Expected to significantly contribute to Algerian economy, the plant had the groundbreaking with participation of executives including Algeria Industry and Mine Minister Abdeslam Bouchouareb and Tay Group CEO Mesut Toprak. Speaking during the ceremony, Mesut Toprak said the investment will be a reference point in Algeria.
Toprak said that they are aiming to provide dynamism for textile and ready-wear industry again and opening to foreign markets. The 10 years project will be held in 3 main phases, while the first phase will be formed by 8 units in textile industrial estate to be completed by end 2018. “The first phase will employ 10.000 people and gradually 25.000 people in total during 10 years,” Toprak said, adding that Tayal SPA will operate at global standards.
Regarding the 6 main goal of the project, Mesut Toprak explained, “The project aims to create maximum added value in textiles, provide economic variety and boost textile’s share in national development, reduce currency flow to foreign markets given imports, boost exports of industrial products, offer transfer of technology and know-how in textile industry, promoting “Made in Algeria” label in Europe and other countries via global standard production.”

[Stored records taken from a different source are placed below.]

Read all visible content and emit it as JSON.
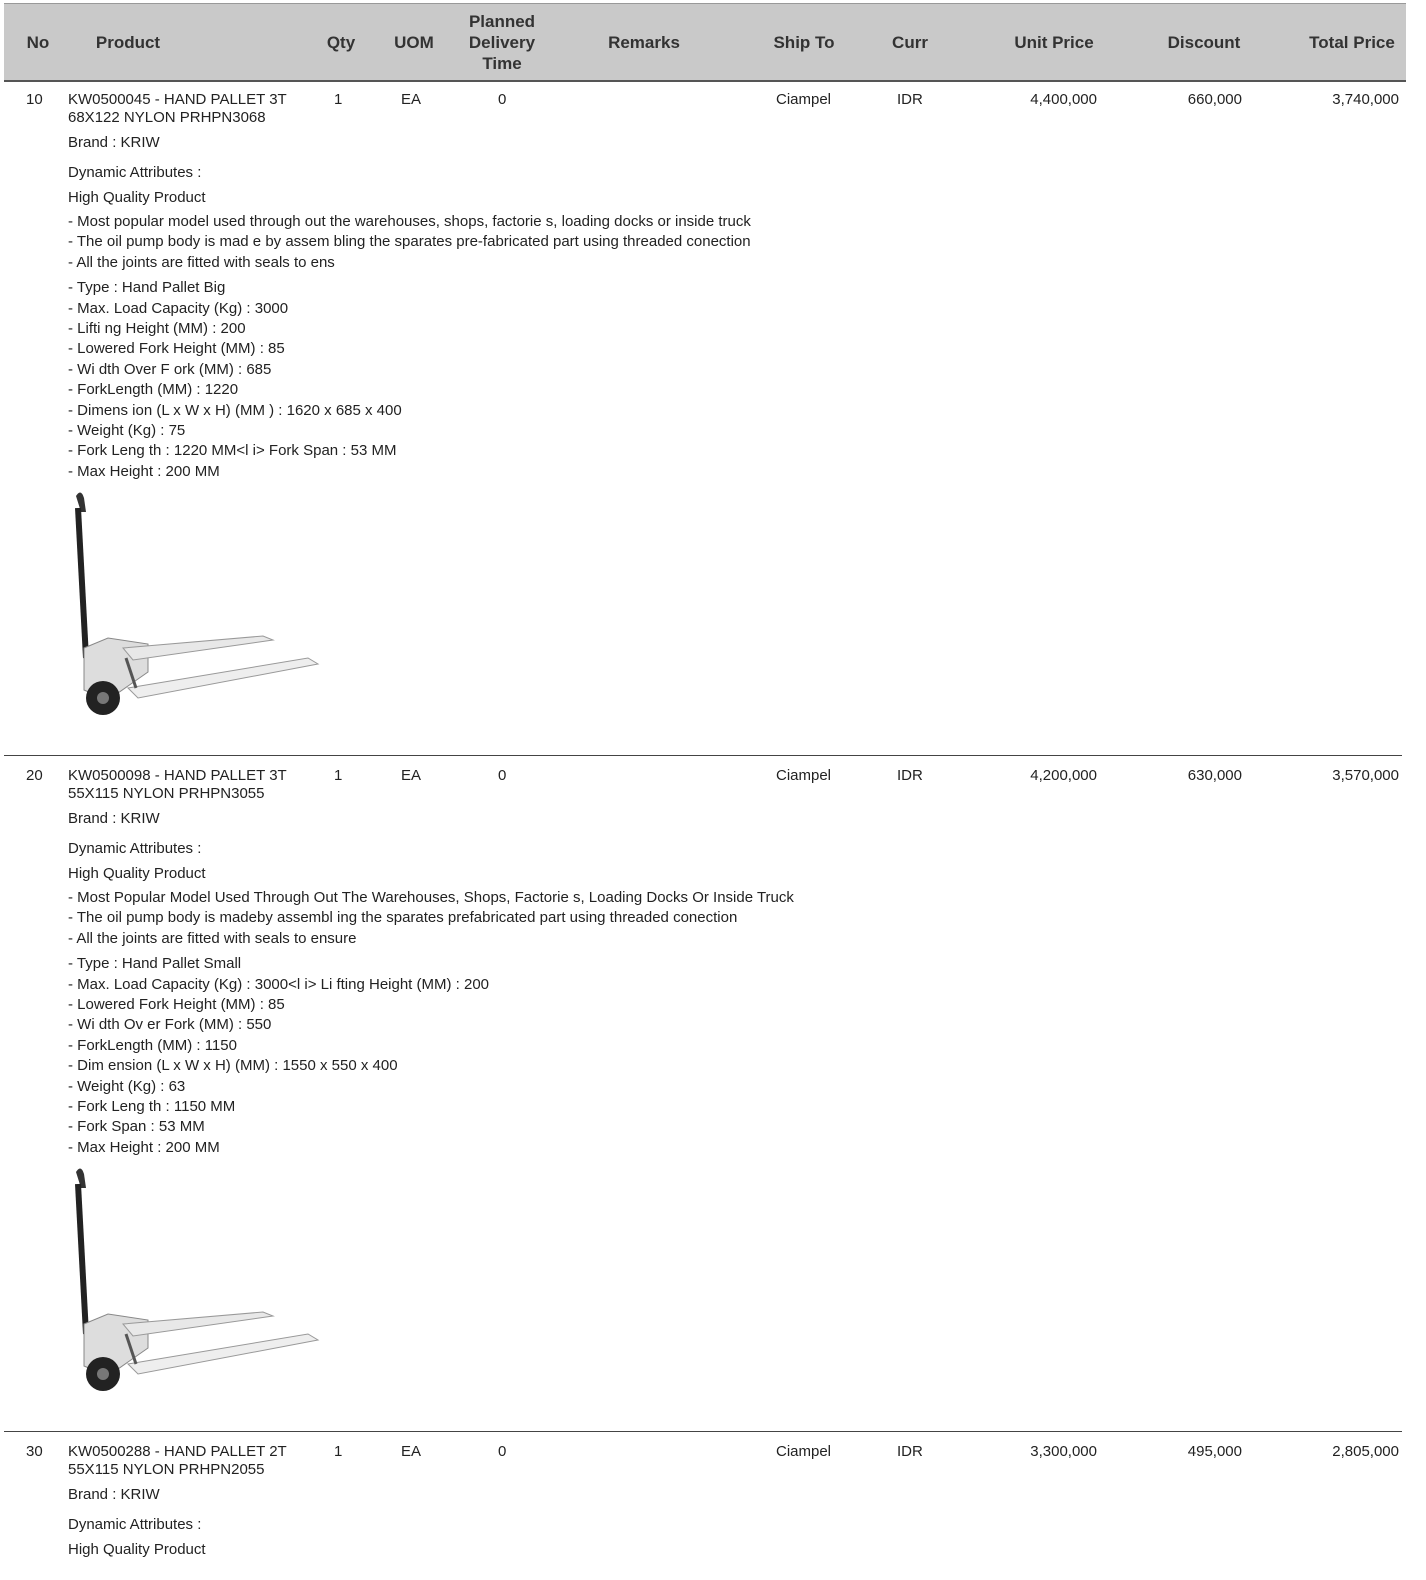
{
  "header": [
    "No",
    "Product",
    "Qty",
    "UOM",
    "Planned Delivery Time",
    "Remarks",
    "Ship To",
    "Curr",
    "Unit Price",
    "Discount",
    "Total Price"
  ],
  "rows": [
    {
      "no": "10",
      "product": "KW0500045 - HAND PALLET 3T 68X122 NYLON PRHPN3068",
      "qty": "1",
      "uom": "EA",
      "delivery": "0",
      "ship_to": "Ciampel",
      "curr": "IDR",
      "unit_price": "4,400,000",
      "discount": "660,000",
      "total_price": "3,740,000",
      "brand": "Brand : KRIW",
      "attributes": "Dynamic Attributes :",
      "quality": "High Quality Product",
      "description": [
        "- Most popular model used through out the warehouses, shops, factorie s, loading docks or inside truck",
        "- The oil pump body is mad e by assem bling the sparates pre-fabricated part using threaded conection",
        "- All the joints are fitted with seals to ens"
      ],
      "specs": [
        "- Type : Hand Pallet Big",
        "- Max. Load Capacity (Kg) : 3000",
        "- Lifti ng Height (MM) : 200",
        "- Lowered Fork Height (MM) : 85",
        "- Wi dth Over F ork (MM) : 685",
        "- ForkLength (MM) : 1220",
        "- Dimens ion (L x W x H) (MM ) : 1620 x 685 x 400",
        "- Weight (Kg) : 75",
        "- Fork Leng th : 1220 MM<l i> Fork Span : 53 MM",
        "- Max Height : 200 MM"
      ]
    },
    {
      "no": "20",
      "product": "KW0500098 - HAND PALLET 3T 55X115 NYLON PRHPN3055",
      "qty": "1",
      "uom": "EA",
      "delivery": "0",
      "ship_to": "Ciampel",
      "curr": "IDR",
      "unit_price": "4,200,000",
      "discount": "630,000",
      "total_price": "3,570,000",
      "brand": "Brand : KRIW",
      "attributes": "Dynamic Attributes :",
      "quality": "High Quality Product",
      "description": [
        "- Most Popular Model Used Through Out The Warehouses, Shops, Factorie s, Loading Docks Or Inside Truck",
        "- The oil pump body is madeby assembl ing the sparates prefabricated part using threaded conection",
        "- All the joints are fitted with seals to ensure"
      ],
      "specs": [
        "- Type : Hand Pallet Small",
        "- Max. Load Capacity (Kg) : 3000<l i> Li fting Height (MM) : 200",
        "- Lowered Fork Height (MM) : 85",
        "- Wi dth Ov er Fork (MM) : 550",
        "- ForkLength (MM) : 1150",
        "- Dim ension (L x W x H) (MM) : 1550 x 550 x 400",
        "- Weight (Kg) : 63",
        "- Fork Leng th : 1150 MM",
        "- Fork Span : 53 MM",
        "- Max Height : 200 MM"
      ]
    },
    {
      "no": "30",
      "product": "KW0500288 - HAND PALLET 2T 55X115 NYLON PRHPN2055",
      "qty": "1",
      "uom": "EA",
      "delivery": "0",
      "ship_to": "Ciampel",
      "curr": "IDR",
      "unit_price": "3,300,000",
      "discount": "495,000",
      "total_price": "2,805,000",
      "brand": "Brand : KRIW",
      "attributes": "Dynamic Attributes :",
      "quality": "High Quality Product"
    }
  ]
}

Once the first phase of the investment starts up, the plant aims to manufacture 30 million meters of denim fabric; 15 million meters of gabardine and shirt fabric, 5000 tons of knit fabric; 4-30 million units of clothes per year. Currently, Algeria imports around 90% of its textile needs, while the country will obtain USD300 million profit via the project. Once the 10 years project is completed, this contribution is expected to reach USD1 billion. Meanwhile, the new facility will supply 40% of its output to domestic market while exporting the rest.
To be constructed on 250 hectares and a closed area of 330.000 meter square; the plant will have eco-friendly green technology features. Mesut Toprak reported planning to start up the production by end 2016, and continued; “This project aims to form a showcase in terms of development of the country’s textile industry. We thank to Algerian Government and foundations for their support. We wish to promote Algerian brand on a global scale and market Algerian products; with the theme “Made in Algeria” to the world.”
Tay Group; Algeria’s Exports to Global Market Will Increase
TAY Group currently carries out productions for famous brands including Levi’s, Tommy Hilfiger, M&S, Zara and Lacoste at plants located in Turkey and Egypt and exports around 20 million goods annually. Exports are expected to be done to famous brands from the new textile estate park in Algeria.